A public visitor is typically the type of visitor that views your site having been directed there from a Google search or similar, from any link to your site, or from stumbling across it via web surfing, word of mouth etc.

A public visitor can also be someone who has unsuccessfully attempted to login to your site.

Local WordPress Administrator User

When a user installs WordPress, a new user is created with the username and password defined during the installation. That first user is assigned the user role of administrator. They can perform all actions on a WordPress website and have full capabilities. They can also create additional users with the role of administrator.

ActiveMember360 treats WordPress administrator users as a special case.

All content, in most circumstances, will be seen by administrator users irrespective of the ActiveMember360 settings for Controlling Access To & Visibility Of Pages & Posts and Controlling Visibility Of & Customising Content Within Pages & Posts. However ActiveMember360 Shortcodes that rely upon the logged in user being a contact within ActiveCampaign will not be displayed.

Important

When testing the behaviour of your WordPress site you should NOT use an administrator user. Only a Remote User should be used for testing.

Every user within WordPress must have an email address linked to their WordPress user profile. For security reasons a contact should not exist within ActiveCampaign with an email address the same as that of a WordPress administrator user.

Local WordPress User

If a user has an email address that only exists within the WordPress database, but is not associated with a contact in ActiveCampaign, upon using the WordPress credentials to login the user will be logged in to the site as a local WordPress user.

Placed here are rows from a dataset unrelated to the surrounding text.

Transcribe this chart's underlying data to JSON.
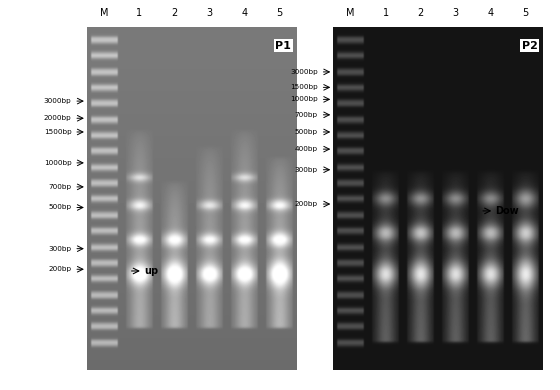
{
  "fig_width": 5.6,
  "fig_height": 3.9,
  "p1_label": "P1",
  "p2_label": "P2",
  "lane_labels": [
    "M",
    "1",
    "2",
    "3",
    "4",
    "5"
  ],
  "p1_markers": [
    "3000bp",
    "2000bp",
    "1500bp",
    "1000bp",
    "700bp",
    "500bp",
    "300bp",
    "200bp"
  ],
  "p1_marker_yrow": [
    0.215,
    0.265,
    0.305,
    0.395,
    0.465,
    0.525,
    0.645,
    0.705
  ],
  "p2_markers": [
    "3000bp",
    "1500bp",
    "1000bp",
    "700bp",
    "500bp",
    "400bp",
    "300bp",
    "200bp"
  ],
  "p2_marker_yrow": [
    0.13,
    0.175,
    0.21,
    0.255,
    0.305,
    0.355,
    0.415,
    0.515
  ],
  "p1_annot": "up",
  "p2_annot": "Dow",
  "p1_bg": 0.42,
  "p2_bg": 0.08
}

They will only have access to content for which they satisfy the conditions specified by ActiveMember360 settings for Controlling Access To & Visibility Of Pages & Posts and Controlling Visibility Of & Customising Content Within Pages & Posts. Any ActiveMember360 Conditional Shortcodes will evaluate as false as no ActiveCampaign data is available for the user to test against. Similarly, any ActiveMember360 Shortcodes that rely upon the logged in user being a contact within ActiveCampaign will not be displayed nor show ActiveCampaign data. Hence it is most likely that these visitors will appear as if they are not actually logged in to your site.

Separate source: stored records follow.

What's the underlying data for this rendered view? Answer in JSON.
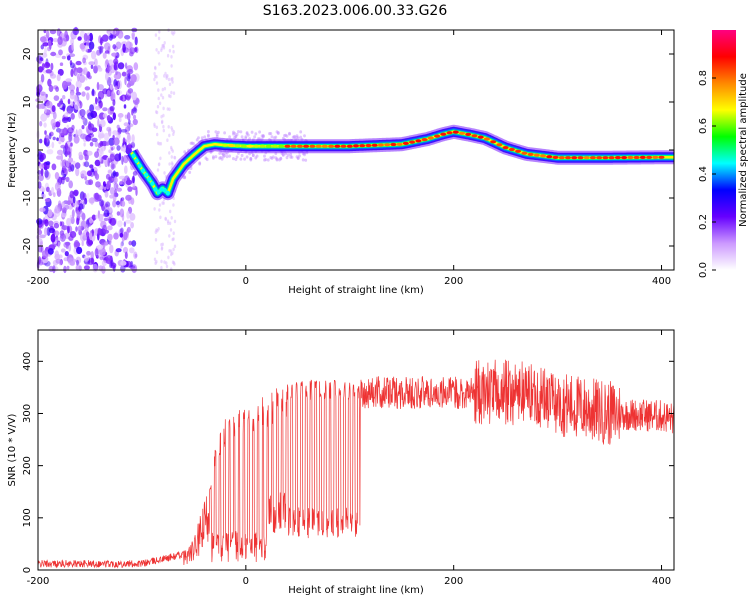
{
  "title": "S163.2023.006.00.33.G26",
  "chart_data": [
    {
      "type": "heatmap",
      "xlabel": "Height of straight line (km)",
      "ylabel": "Frequency (Hz)",
      "xlim": [
        -200,
        412
      ],
      "ylim": [
        -25,
        25
      ],
      "xticks": [
        "-200",
        "0",
        "200",
        "400"
      ],
      "yticks": [
        "-20",
        "-10",
        "0",
        "10",
        "20"
      ],
      "colorbar": {
        "label": "Normalized spectral amplitude",
        "range": [
          0,
          1
        ],
        "ticks": [
          "0.0",
          "0.2",
          "0.4",
          "0.6",
          "0.8"
        ],
        "colors": [
          "#ffffff",
          "#cc99ff",
          "#6600ff",
          "#0000ff",
          "#00ffff",
          "#00ff00",
          "#ffff00",
          "#ff8800",
          "#ff0000",
          "#ff0080"
        ]
      },
      "ridge": {
        "x": [
          -110,
          -100,
          -90,
          -85,
          -80,
          -75,
          -70,
          -60,
          -50,
          -40,
          -30,
          -20,
          0,
          50,
          100,
          150,
          175,
          190,
          200,
          215,
          230,
          250,
          270,
          300,
          350,
          412
        ],
        "y": [
          -0.5,
          -4,
          -7,
          -9,
          -8,
          -9,
          -6,
          -3,
          -1,
          0.8,
          1.2,
          1.0,
          0.8,
          0.8,
          0.8,
          1.2,
          2.3,
          3.3,
          3.8,
          3.2,
          2.5,
          0.5,
          -0.8,
          -1.6,
          -1.6,
          -1.5
        ]
      }
    },
    {
      "type": "line",
      "xlabel": "Height of straight line (km)",
      "ylabel": "SNR (10 * V/V)",
      "xlim": [
        -200,
        412
      ],
      "ylim": [
        0,
        460
      ],
      "xticks": [
        "-200",
        "0",
        "200",
        "400"
      ],
      "yticks": [
        "0",
        "100",
        "200",
        "300",
        "400"
      ],
      "line_color": "#ee3333",
      "envelope": {
        "x": [
          -200,
          -100,
          -60,
          -50,
          -40,
          -30,
          -20,
          0,
          20,
          40,
          60,
          100,
          110,
          150,
          200,
          250,
          275,
          300,
          350,
          400,
          412
        ],
        "y": [
          12,
          12,
          30,
          50,
          110,
          220,
          280,
          300,
          320,
          345,
          345,
          345,
          340,
          340,
          340,
          340,
          340,
          320,
          300,
          295,
          290
        ]
      }
    }
  ]
}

If for whatever reason your WordPress site loses its connection to ActiveCampaign it is likely that all users will be able to login as local WordPress users. Similarly if ActiveMember360 is not active on your site.

Remote User

ActiveMember360 classes a visitor as a remote user if they are logged in to your WordPress site and have a connection to a contact with the corresponding email address within your ActiveCampaign application. The connection to ActiveCampaign is established upon login to your ActiveMember360 powered WordPress site if the visitor exists in ActiveCampaign, and has the appropriate ActiveCampaign data i.e. typically tags, to access the WordPress site.

Typically, as a minimum, a remote user must have at least one ActiveCampaign tag used to define a membership in ActiveMember360, Settings, Memberships, and use valid login credentials authenticated against those stored within ActiveCampaign or WordPress to access the WordPress site. However if within ActiveMember360, Settings, Login, Allow login without a membership tag is set to Yes only valid login credentials are required.

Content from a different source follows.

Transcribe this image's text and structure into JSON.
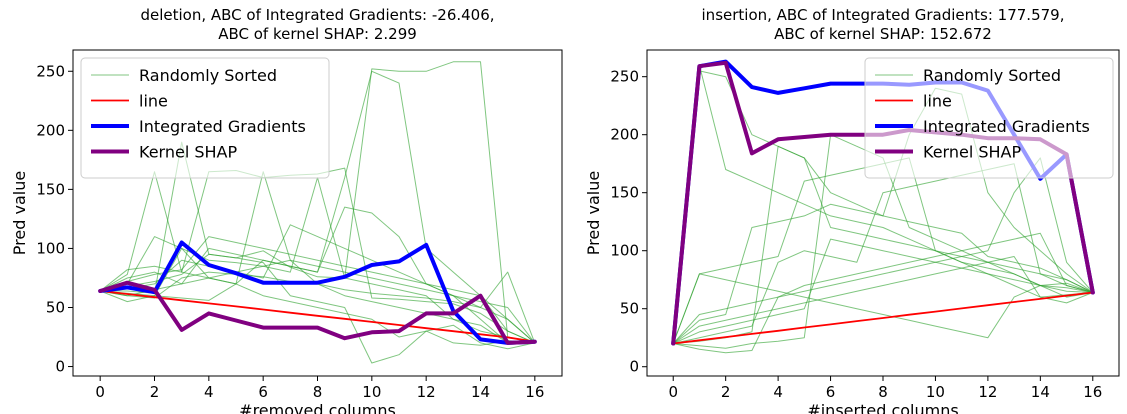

They will not be able to login if they have any one of the ActiveCampaign tags that are used to ban access to the WordPress site as defined within ActiveMember360, Settings, Login, Tag used to ban a subscriber from site.

Once logged in to the site the remote user can at any point in time be any combination of:

Typically, all logged in users to your site apart from WordPress administrators will be remote users if all is configured and working correctly.